If one evaluates a function with bare input decorations D4 for every
input argument and gets D4 as the final result, it is known in my
semantics that the function is defined and continuous for all real
inputs. Thus if one performs initially a _single_ bare decoration
calculation and this results in D4, one can safely do subsequent
bare interval computations, and still knows that the results are safe
(i.e., decorated D4) whenever the input is nonempty and bounded.
Such a property may be used to optimize certain computations in
cases where the decorations are handled by software and hence slowly.
With your semantics, one cannot conclude anything from the result D4,
since it is always obtained from D4 inputs, no matter what the
function is.
I further suggest to change formula (33) to:
D_4/D_4 = D_2
because the division provides the decoration D_2 (somewhere undefined)
This is indeed what my decoration semantics does, starting from a
conceptual semantics that is independent of propagation.
...and why I don't trust it:
the division operation also provides decorations D_0, D_1, D_3 and D_4.

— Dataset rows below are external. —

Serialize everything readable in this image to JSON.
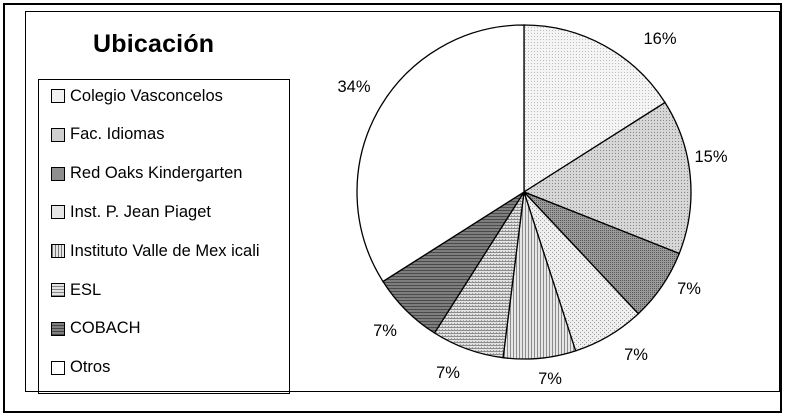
{
  "chart_data": {
    "type": "pie",
    "title": "Ubicación",
    "categories": [
      "Colegio Vasconcelos",
      "Fac. Idiomas",
      "Red Oaks Kindergarten",
      "Inst. P. Jean Piaget",
      "Instituto Valle de Mex icali",
      "ESL",
      "COBACH",
      "Otros"
    ],
    "values": [
      16,
      15,
      7,
      7,
      7,
      7,
      7,
      34
    ],
    "labels": [
      "16%",
      "15%",
      "7%",
      "7%",
      "7%",
      "7%",
      "7%",
      "34%"
    ],
    "legend_position": "left"
  },
  "colors": {
    "Colegio Vasconcelos": "#f1f1f1",
    "Fac. Idiomas": "#cfcfcf",
    "Red Oaks Kindergarten": "#8f8f8f",
    "Inst. P. Jean Piaget": "#e6e6e6",
    "Instituto Valle de Mex icali": "#d3d3d3",
    "ESL": "#d9d9d9",
    "COBACH": "#777777",
    "Otros": "#ffffff"
  }
}
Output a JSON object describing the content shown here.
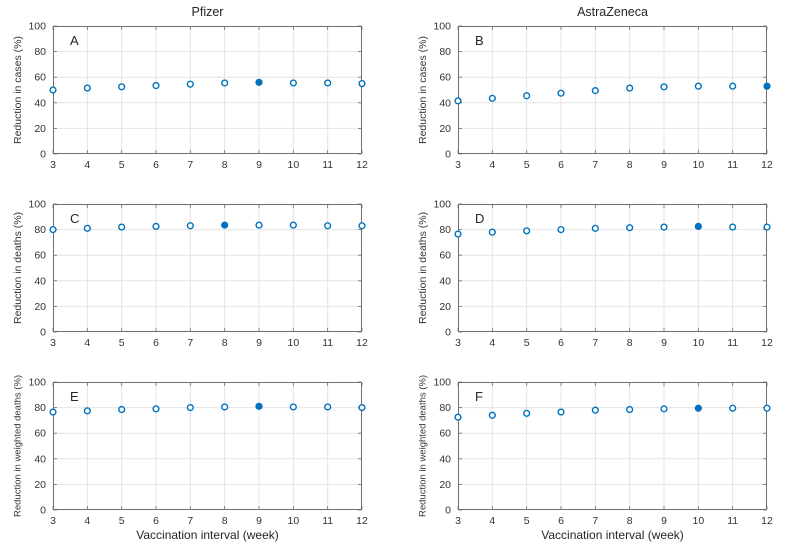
{
  "figure": {
    "xlabel": "Vaccination interval (week)",
    "column_titles": [
      "Pfizer",
      "AstraZeneca"
    ]
  },
  "colors": {
    "marker": "#0072BD",
    "axis": "#6e6e6e",
    "grid": "#e4e4e4",
    "text": "#333333",
    "background": "#ffffff"
  },
  "chart_data": [
    {
      "type": "scatter",
      "panel": "A",
      "title": "Pfizer",
      "ylabel": "Reduction in cases (%)",
      "xlabel": "",
      "x": [
        3,
        4,
        5,
        6,
        7,
        8,
        9,
        10,
        11,
        12
      ],
      "y": [
        50,
        51.5,
        52.5,
        53.5,
        54.5,
        55.5,
        56,
        55.5,
        55.5,
        55
      ],
      "filled_x": 9,
      "xlim": [
        3,
        12
      ],
      "ylim": [
        0,
        100
      ],
      "xticks": [
        3,
        4,
        5,
        6,
        7,
        8,
        9,
        10,
        11,
        12
      ],
      "yticks": [
        0,
        20,
        40,
        60,
        80,
        100
      ],
      "grid": true,
      "marker": "open-circle"
    },
    {
      "type": "scatter",
      "panel": "B",
      "title": "AstraZeneca",
      "ylabel": "Reduction in cases (%)",
      "xlabel": "",
      "x": [
        3,
        4,
        5,
        6,
        7,
        8,
        9,
        10,
        11,
        12
      ],
      "y": [
        41.5,
        43.5,
        45.5,
        47.5,
        49.5,
        51.5,
        52.5,
        53,
        53,
        53
      ],
      "filled_x": 12,
      "xlim": [
        3,
        12
      ],
      "ylim": [
        0,
        100
      ],
      "xticks": [
        3,
        4,
        5,
        6,
        7,
        8,
        9,
        10,
        11,
        12
      ],
      "yticks": [
        0,
        20,
        40,
        60,
        80,
        100
      ],
      "grid": true,
      "marker": "open-circle"
    },
    {
      "type": "scatter",
      "panel": "C",
      "title": "",
      "ylabel": "Reduction in deaths (%)",
      "xlabel": "",
      "x": [
        3,
        4,
        5,
        6,
        7,
        8,
        9,
        10,
        11,
        12
      ],
      "y": [
        80,
        81,
        82,
        82.5,
        83,
        83.5,
        83.5,
        83.5,
        83,
        83
      ],
      "filled_x": 8,
      "xlim": [
        3,
        12
      ],
      "ylim": [
        0,
        100
      ],
      "xticks": [
        3,
        4,
        5,
        6,
        7,
        8,
        9,
        10,
        11,
        12
      ],
      "yticks": [
        0,
        20,
        40,
        60,
        80,
        100
      ],
      "grid": true,
      "marker": "open-circle"
    },
    {
      "type": "scatter",
      "panel": "D",
      "title": "",
      "ylabel": "Reduction in deaths (%)",
      "xlabel": "",
      "x": [
        3,
        4,
        5,
        6,
        7,
        8,
        9,
        10,
        11,
        12
      ],
      "y": [
        76.5,
        78,
        79,
        80,
        81,
        81.5,
        82,
        82.5,
        82,
        82
      ],
      "filled_x": 10,
      "xlim": [
        3,
        12
      ],
      "ylim": [
        0,
        100
      ],
      "xticks": [
        3,
        4,
        5,
        6,
        7,
        8,
        9,
        10,
        11,
        12
      ],
      "yticks": [
        0,
        20,
        40,
        60,
        80,
        100
      ],
      "grid": true,
      "marker": "open-circle"
    },
    {
      "type": "scatter",
      "panel": "E",
      "title": "",
      "ylabel": "Reduction in weighted deaths (%)",
      "xlabel": "Vaccination interval (week)",
      "x": [
        3,
        4,
        5,
        6,
        7,
        8,
        9,
        10,
        11,
        12
      ],
      "y": [
        76.5,
        77.5,
        78.5,
        79,
        80,
        80.5,
        81,
        80.5,
        80.5,
        80
      ],
      "filled_x": 9,
      "xlim": [
        3,
        12
      ],
      "ylim": [
        0,
        100
      ],
      "xticks": [
        3,
        4,
        5,
        6,
        7,
        8,
        9,
        10,
        11,
        12
      ],
      "yticks": [
        0,
        20,
        40,
        60,
        80,
        100
      ],
      "grid": true,
      "marker": "open-circle"
    },
    {
      "type": "scatter",
      "panel": "F",
      "title": "",
      "ylabel": "Reduction in weighted deaths (%)",
      "xlabel": "Vaccination interval (week)",
      "x": [
        3,
        4,
        5,
        6,
        7,
        8,
        9,
        10,
        11,
        12
      ],
      "y": [
        72.5,
        74,
        75.5,
        76.5,
        78,
        78.5,
        79,
        79.5,
        79.5,
        79.5
      ],
      "filled_x": 10,
      "xlim": [
        3,
        12
      ],
      "ylim": [
        0,
        100
      ],
      "xticks": [
        3,
        4,
        5,
        6,
        7,
        8,
        9,
        10,
        11,
        12
      ],
      "yticks": [
        0,
        20,
        40,
        60,
        80,
        100
      ],
      "grid": true,
      "marker": "open-circle"
    }
  ]
}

But if decorations are attributes of an operation evaluated over an
interval domain, then D_4/D_4 produces no decoration since there is no
interval operand and hence no evaluation of the division operation.
Indeed, this is the difference in our semantics: You make decorations a
property of single operations, while I make them a property of functions
evaluated on boxes.
Typically, the information about an application is in the functions
programmed, not in the individual operations, hence it is important that
the result decorations can be interpreted in terms of the function,
rather than in terms of how it happened to be programmed.

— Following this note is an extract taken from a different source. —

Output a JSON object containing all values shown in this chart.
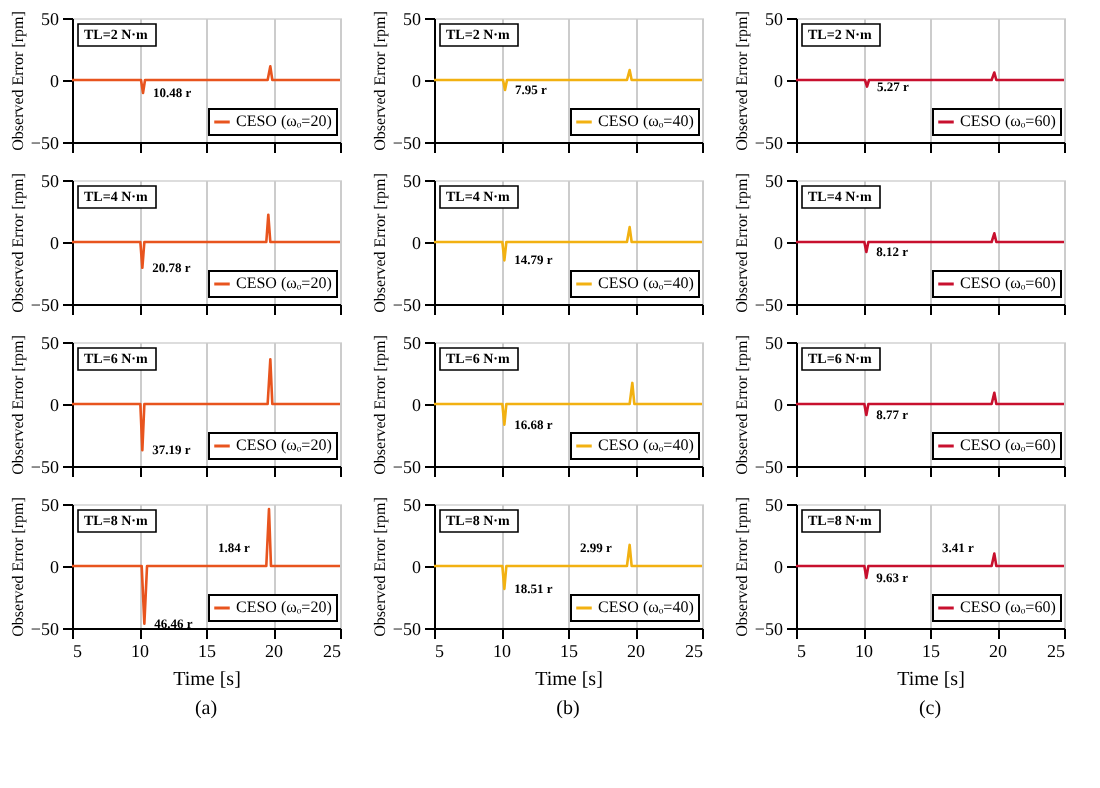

My choice ensures that the final decoration is not better than what one
would get if the interval had not be dropped, and hence says something
valuable about the function evaluation -- information that is lost in
your approach but is important for optimal performance in cases like
those mentioned above.
Nate Hayes wrote:
> Michel Hack wrote:
>> Arnold's scheme lumps certain conditions together that
>> Nates' distinguishes -- but I doubt ALL distinctions are made, so in
>> general operands of suspicious operations have to be inspected anyway,
>> at which point full discrimination is possible.
>>
>> So if Arnold's scheme has other advantages, they should not be discarded
>> because of this quibble between undefined, ill-defined and empty.
>
> Well, we don't see there are other advantages.
Those who care to look for them, see.
I am interested in making the standard maximally useful for the many
applications I know of, not in providing functionality that follows
some theoretical principle but hardly ever is useful.